Sekarang bagaimana Ilmu Islami
Langkah 1. Hasil observasi melalui penelitian DNA menunjukkan bahwa perbedaan genetis antara hanya sekelompok simpanse lebih besar dari perbedaan genetis 6 milayr manusia modern yang hidup dewasa ini.

Langkah 2. Manusia tidak pernah hampir punah menyusut menjadi 2000 orang, melainkan yang 2000 itu ditarik ke atas (maksudnya di atas 70 000 tahun) secara konvergen hingga 2 orang saja yaitu sepasang "suami isteri", Adam dan Hawa.

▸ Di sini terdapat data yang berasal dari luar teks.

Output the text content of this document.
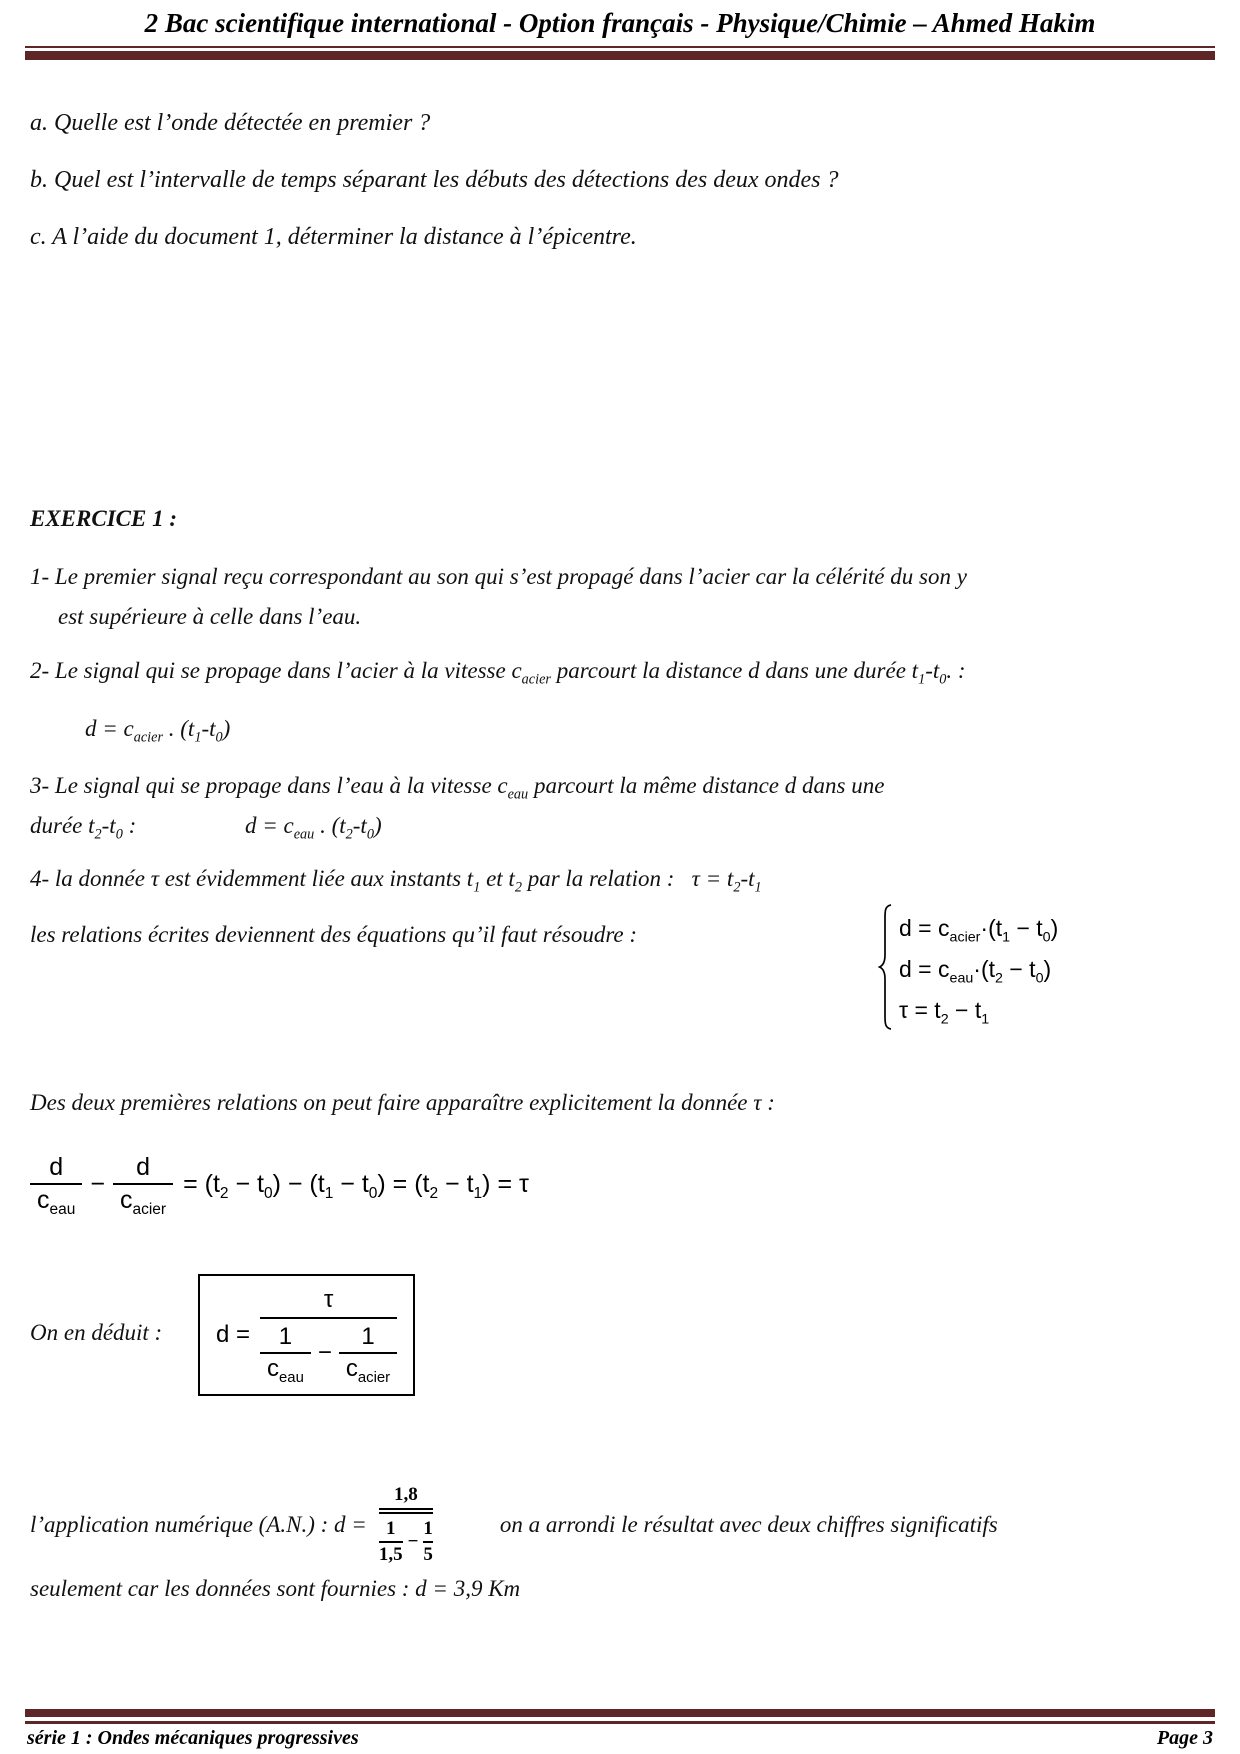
2 Bac scientifique international - Option français - Physique/Chimie – Ahmed Hakim
a. Quelle est l’onde détectée en premier ?
b. Quel est l’intervalle de temps séparant les débuts des détections des deux ondes ?
c. A l’aide du document 1, déterminer la distance à l’épicentre.
EXERCICE 1 :
1- Le premier signal reçu correspondant au son qui s’est propagé dans l’acier car la célérité du son y
est supérieure à celle dans l’eau.
2- Le signal qui se propage dans l’acier à la vitesse $c_{acier}$ parcourt la distance d dans une durée $t_1-t_0$. :
$d = c_{acier}$ . $(t_1-t_0)$
3- Le signal qui se propage dans l’eau à la vitesse $c_{eau}$ parcourt la même distance d dans une
durée $t_2-t_0$ :	$d = c_{eau}$ . $(t_2-t_0)$
4- la donnée τ est évidemment liée aux instants $t_1$ et $t_2$ par la relation :   $\tau = t_2-t_1$
les relations écrites deviennent des équations qu’il faut résoudre :	$d = c_{acier}\cdot(t_1 - t_0)$
$d = c_{eau}\cdot(t_2 - t_0)$
$\tau = t_2 - t_1$
Des deux premières relations on peut faire apparaître explicitement la donnée τ :
$\frac{d}{c_{eau}} - \frac{d}{c_{acier}} = (t_2 - t_0) - (t_1 - t_0) = (t_2 - t_1) = \tau$
On en déduit : d =
τ
$\frac{1}{c_{eau}} - \frac{1}{c_{acier}}$
l’application numérique (A.N.) : d =
1,8
1
1,5
−
1
5
on a arrondi le résultat avec deux chiffres significatifs
seulement car les données sont fournies : d = 3,9 Km
série 1 : Ondes mécaniques progressives	Page 3
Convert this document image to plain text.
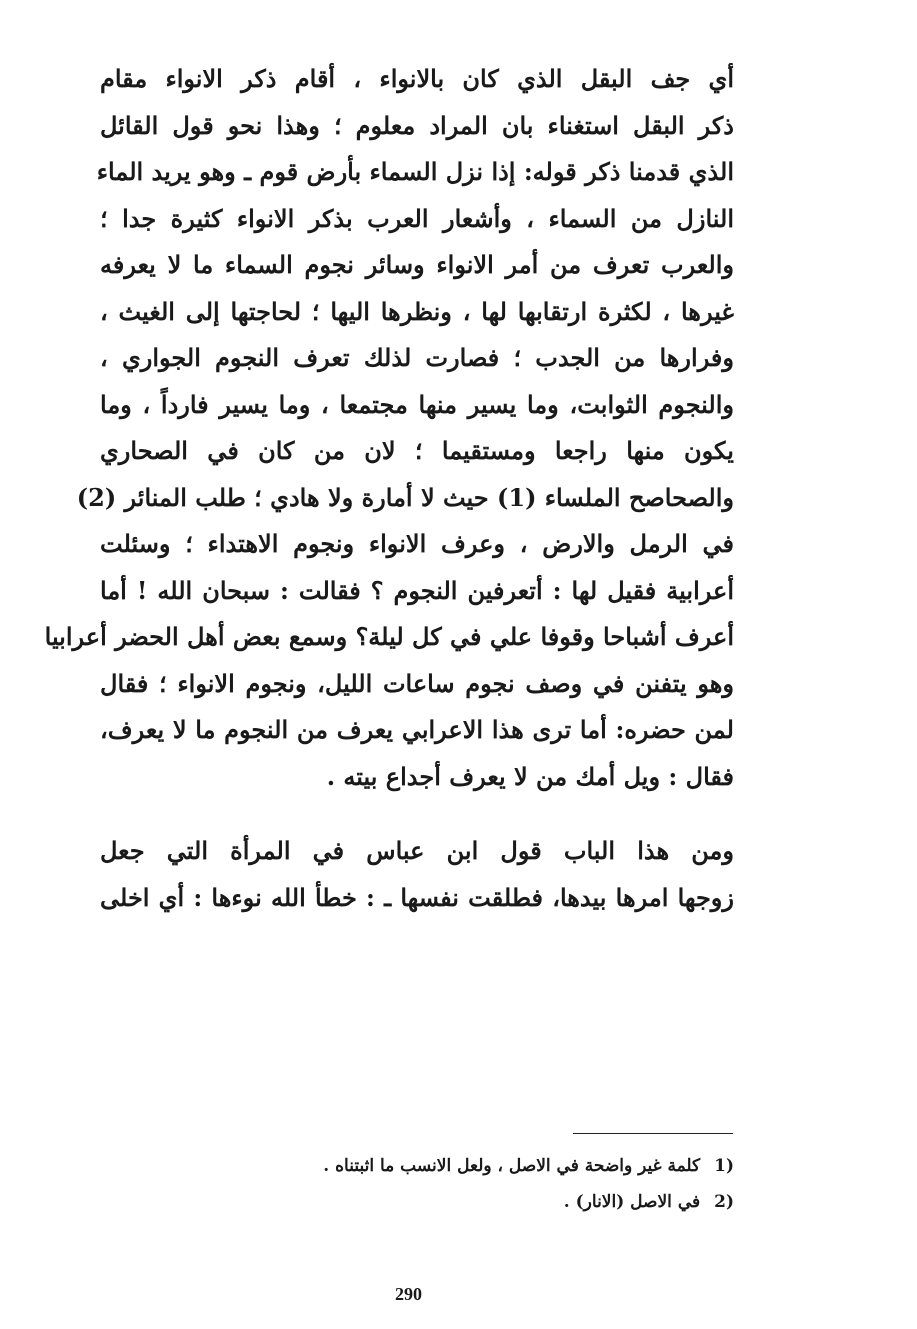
أي جف البقل الذي كان بالانواء ، أقام ذكر الانواء مقام
ذكر البقل استغناء بان المراد معلوم ؛ وهذا نحو قول القائل
الذي قدمنا ذكر قوله: إذا نزل السماء بأرض قوم ـ وهو يريد الماء
النازل من السماء ، وأشعار العرب بذكر الانواء كثيرة جدا ؛
والعرب تعرف من أمر الانواء وسائر نجوم السماء ما لا يعرفه
غيرها ، لكثرة ارتقابها لها ، ونظرها اليها ؛ لحاجتها إلى الغيث ،
وفرارها من الجدب ؛ فصارت لذلك تعرف النجوم الجواري ،
والنجوم الثوابت، وما يسير منها مجتمعا ، وما يسير فارداً ، وما
يكون منها راجعا ومستقيما ؛ لان من كان في الصحاري
والصحاصح الملساء (1) حيث لا أمارة ولا هادي ؛ طلب المنائر (2)
في الرمل والارض ، وعرف الانواء ونجوم الاهتداء ؛ وسئلت
أعرابية فقيل لها : أتعرفين النجوم ؟ فقالت : سبحان الله ! أما
أعرف أشباحا وقوفا علي في كل ليلة؟ وسمع بعض أهل الحضر أعرابيا
وهو يتفنن في وصف نجوم ساعات الليل، ونجوم الانواء ؛ فقال
لمن حضره: أما ترى هذا الاعرابي يعرف من النجوم ما لا يعرف،
فقال : ويل أمك من لا يعرف أجداع بيته .
ومن هذا الباب قول ابن عباس في المرأة التي جعل
زوجها امرها بيدها، فطلقت نفسها ـ : خطأ الله نوءها : أي اخلى
1)كلمة غير واضحة في الاصل ، ولعل الانسب ما اثبتناه .
2)في الاصل (الانار) .
290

Langkah 3. "Teori" pada butir (2) itu kita uji-coba dahulu terhadap ayat alam. Ada dua kenyataan yang mendukung "teori" tersebut: pertama, Paradoks Entropi Evolusi, yaitu kenyataan loncatan kompleksitas behavioral/fungsional. Karena "loncatan", maka sepasang suami isteri itu tidaklah ia berasal dari ujung evolusi manusia purba. Kedua, hasil temuan Giorgio Bertorelle perihal nenek moyang manusia modern itu tidak mempunyai hubungan genetik sama sekali dengan manusia purba.
Kemudian diuji-coba kepada ayat Qawliyah. Adam dan Hawa dicipta Allah secara spesifik dengan revolusi menjadi sempurna (fa sawwa-), melalui proses 'ajaba, yaitu TaqdiruLlah yang tidak ditanam di universum. WaLlahu a'lamu bisshawab.